When and as I see myself looking at my chores, my responsibilities, my assignments, and/or my projects through my minds-eyes, as indicated by me seeing a huge accumulation, experiencing a too-muchness and/or telling myself that it is 'too late' for me to work on what must be done, I stop and breathe. I realize that these chores, responsibilities, assignments, and projects that I have allowed to accumulate are what they are - they are simply areas in my living that require a solution - where, the solution is my actual physical movement and applying myself.
I commit myself to stopping looking at my chores, responsibilities, assignments, projects and other tasks through my minds-eyes by when and as I see these tasks as HUGE/more/bigger/greater-than myself and my ability, reminding myself of my tendency to project small points requiring to be directed into BIG problems. Within this, I commit myself to stop the excuses and to stop making it easy for myself to move away, ignore, and/or attempt to hide from what is required to be done and instead will myself into physical action to work on and take care of chores, responsibilities, assignments, projects and other tasks.
When and as I see that I am looking for, attempting to access and/or pulling up excuses, reasons and/or inner-dialogue responses for me allowing myself to go into a mind and physical state of depression because what I perceive to be an overwhelming accumulation of things that are required to be done, I stop and breathe.

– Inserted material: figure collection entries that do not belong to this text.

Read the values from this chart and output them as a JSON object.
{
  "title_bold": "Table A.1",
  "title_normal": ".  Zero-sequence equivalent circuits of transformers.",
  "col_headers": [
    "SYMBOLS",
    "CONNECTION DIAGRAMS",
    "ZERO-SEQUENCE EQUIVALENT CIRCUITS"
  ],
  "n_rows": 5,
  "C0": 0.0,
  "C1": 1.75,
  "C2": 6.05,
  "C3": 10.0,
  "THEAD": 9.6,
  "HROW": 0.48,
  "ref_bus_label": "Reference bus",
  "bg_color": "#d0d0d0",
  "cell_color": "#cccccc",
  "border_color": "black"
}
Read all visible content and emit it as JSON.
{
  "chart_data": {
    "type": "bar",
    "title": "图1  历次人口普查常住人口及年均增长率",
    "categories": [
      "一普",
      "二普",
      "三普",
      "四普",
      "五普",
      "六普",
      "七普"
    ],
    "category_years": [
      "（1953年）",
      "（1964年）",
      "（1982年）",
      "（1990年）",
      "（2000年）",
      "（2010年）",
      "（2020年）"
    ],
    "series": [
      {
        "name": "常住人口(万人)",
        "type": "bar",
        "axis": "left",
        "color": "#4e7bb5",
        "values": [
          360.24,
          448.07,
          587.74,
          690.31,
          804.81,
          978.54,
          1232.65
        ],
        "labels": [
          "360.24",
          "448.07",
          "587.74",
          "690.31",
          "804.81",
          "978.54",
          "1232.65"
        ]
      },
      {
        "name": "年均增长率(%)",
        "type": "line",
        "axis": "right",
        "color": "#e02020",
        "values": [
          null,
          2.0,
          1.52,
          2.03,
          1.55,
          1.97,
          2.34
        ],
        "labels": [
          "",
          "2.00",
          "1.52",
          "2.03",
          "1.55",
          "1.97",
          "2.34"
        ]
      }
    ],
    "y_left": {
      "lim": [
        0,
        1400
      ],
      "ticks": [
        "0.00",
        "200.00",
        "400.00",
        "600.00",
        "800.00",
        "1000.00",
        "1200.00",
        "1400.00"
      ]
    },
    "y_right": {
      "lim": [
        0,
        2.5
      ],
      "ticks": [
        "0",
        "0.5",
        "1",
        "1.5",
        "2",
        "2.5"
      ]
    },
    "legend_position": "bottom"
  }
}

I realize that my apparent depression is a cover-up for me just not wanting to do something and me simply being lazy. Instead of me being honest with myself about this laziness, seeing that it's not best for me or anyone else and making changes in how I make moment-to-moment and day-to-day situations, I actually -make- myself pity myself and 'feel bad' for myself.
I commit myself to no longer look for, attempt to access, and/or pull up reasons from within me as to why I am overwhelmed and thus apparently allowed to go into depression, self-pity, and 'feeling bad' for myself. By slowing myself down, breathing, and observing myself, I can see myself going into these kinds of inner-dialogues and see that it's an act - a cover-up, a drama, a temper tantrum - to hide the fact that I do not want to do something. So, from here, I make the decision to no longer accept and allow myself to act out the lies and I will myself to stop being lazy by applying myself. There are no more excuses here.
When and as I see that I am considering waiting around for something to happen that will change me and/or imagining a future-projection of myself as a person that has the self-discipline and self-will to get a task done later that could just as easily be done here and now, I stop and breathe. I realize I can't wait around to be some imaginary person who's miraculously developed self-discipline and where I have used these miraculous skills to get everything done in some imaginary living experience in the future. I realize that this isn't going to 'just happen' for myself and that I must actively practice and physically develop self-discipline and self-will for myself. There is no 'Later' - 'Later' is an illusion.
I commit myself to stop placing myself into projections of who/what I imagine myself to be in the future - and within this, I commit myself to stop waiting around for something to happen that will change me. I see that I would like to be a person that is self-disciplined and self-willed - this is what I want for myself as I see that self-discipline and self-will will assist and support me with walking out of self-limitation and walking into my potential. I commit myself to practice and thus physically develop self-discipline and self-will for myself DAILY where if I see a commitment, responsibility, task, project, and/or activity come up that can physically be done/worked-on in that moment, I will myself to do it and to no longer accept and allow myself to put it off for Later.